You can eat some real terrible stuff and like 99.999% of the time only get the shits, which isn't really a concern if you have good access to clean drinking water and can stay hydrated.
The overwhelming majority of people probably would figure it out even if they wind up eating a lot of questionable stuff in the first month and productivity in other areas would dedicate more resources to it.
You think that the majority of people actually know how to do those things successfully in the absence of modern logistics or looking up how to do it online?
I have a general idea of how those things work, but successfully hunting an animal isn't something I have ever done or have the tools (and training on those tools) to accomplish.
Which crops can I grow in my climate zone to actually feed my family, and where would I get seeds and supplies to do so? Again I might have some general ideas here but not specifics about how to be successful given short notice.
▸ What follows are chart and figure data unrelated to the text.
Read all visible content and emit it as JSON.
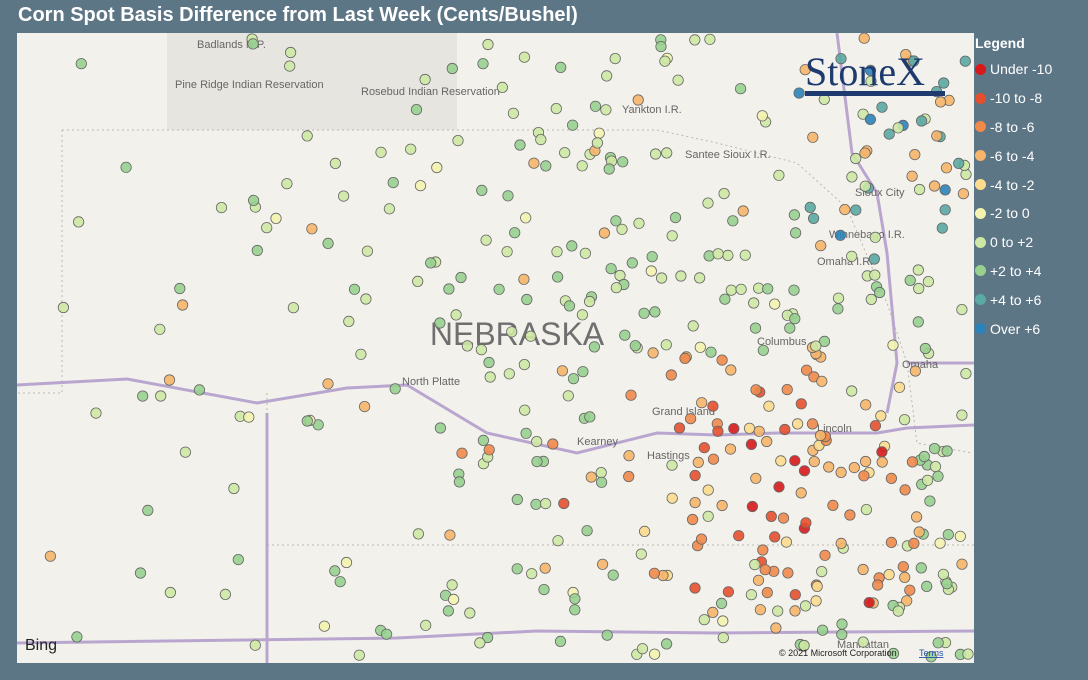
{
  "header": {
    "title": "Corn Spot Basis Difference from Last Week (Cents/Bushel)"
  },
  "legend": {
    "title": "Legend",
    "items": [
      {
        "label": "Under -10",
        "color": "#d7191c"
      },
      {
        "label": "-10 to -8",
        "color": "#e4502f"
      },
      {
        "label": "-8 to -6",
        "color": "#f08a4b"
      },
      {
        "label": "-6 to -4",
        "color": "#f6b56a"
      },
      {
        "label": "-4 to -2",
        "color": "#fbdc8e"
      },
      {
        "label": "-2 to 0",
        "color": "#f4f3b0"
      },
      {
        "label": "0 to +2",
        "color": "#cde8a4"
      },
      {
        "label": "+2 to +4",
        "color": "#97d08f"
      },
      {
        "label": "+4 to +6",
        "color": "#5aa9a4"
      },
      {
        "label": "Over +6",
        "color": "#2b83ba"
      }
    ]
  },
  "map": {
    "state_label": "NEBRASKA",
    "places": [
      "Badlands N.P.",
      "Pine Ridge Indian Reservation",
      "Rosebud Indian Reservation",
      "Yankton I.R.",
      "Santee Sioux I.R.",
      "Sioux City",
      "Winnebago I.R.",
      "Omaha I.R.",
      "North Platte",
      "Columbus",
      "Omaha",
      "Grand Island",
      "Kearney",
      "Hastings",
      "Lincoln",
      "Manhattan"
    ]
  },
  "logo": "StoneX",
  "footer": {
    "provider": "Bing",
    "copyright": "© 2021 Microsoft Corporation",
    "terms": "Terms"
  }
}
I might successfully get a squirrel or two, or get a few plants to grow, but the result is still likely starvation for myself and my family if we were to attempt full self-reliance in those areas without preparation.
In the same way that I have a general idea of how CPU registers, cache, and instructions work but couldn't actually produce a working assembly program without reference materials.
I mean before you stave to death because you don’t have food in your granary from last year, you don’t even have the land to hunt or plant food so it’s not even relevant
Ok, poof. Now everyone knows how to hunt, farm, and cook.
What problem does this solve? In the event of breakdown of society there is nowhere near enough game or arable land near, for example, New York City to prevent mass starvation if the supply chain breaks down totally.
This is a common prepper trope, but it doesn't make any sense.
The actual valuable skill is trade connections and community. A group of people you know and trust, and the ability to reach out and form mini supply chains.
Preppers are maybe the worst of the nonsense cosplay subcultures in modern memory. The moment things go south the people who come out ahead are always the people able to convince and control their fellow humans. The weirdo in the woods with the bunker gets his food stolen on like day 12. The post apocalypse warlord makes it through just fine. Better, maybe!
The key to survival has always been tribal dynamics. This wouldn't change in the apocalypse.
> Most people have no idea how to hunt, make a fire, or grow food. If all grocery stores and restaurants run out of food for a long enough time people will starve.
I doubt people would starve. It's trivial to figure out the hunting and fire part in enough time that that won't happen. That said, I think a lot of people will die, but it will be as a result of competition for resources.
People would absolutely starve, especially in the cities.
It’s just not possible to feed 8 billion people without the industrial system of agriculture and food distribution. There aren’t enough wild animals to hunt.
If I could hunt, it wouldn't actually matter, because nearly all the animals I would want are in stables. So all I would need to do is find a large enough rock and throw it at them, until they die. The much larger problem would be to keep all the other humans from doing that before me.
The 'able' part is the critical insight. Laws are too often passed that really have no ability to be enforced, but end up adding bureaucratic processes that law abiding companies have to follow. This also implies that governments need to actively clean up existing laws, which almost never happens unless there is enough support to pass a new law to actively supplant the old one.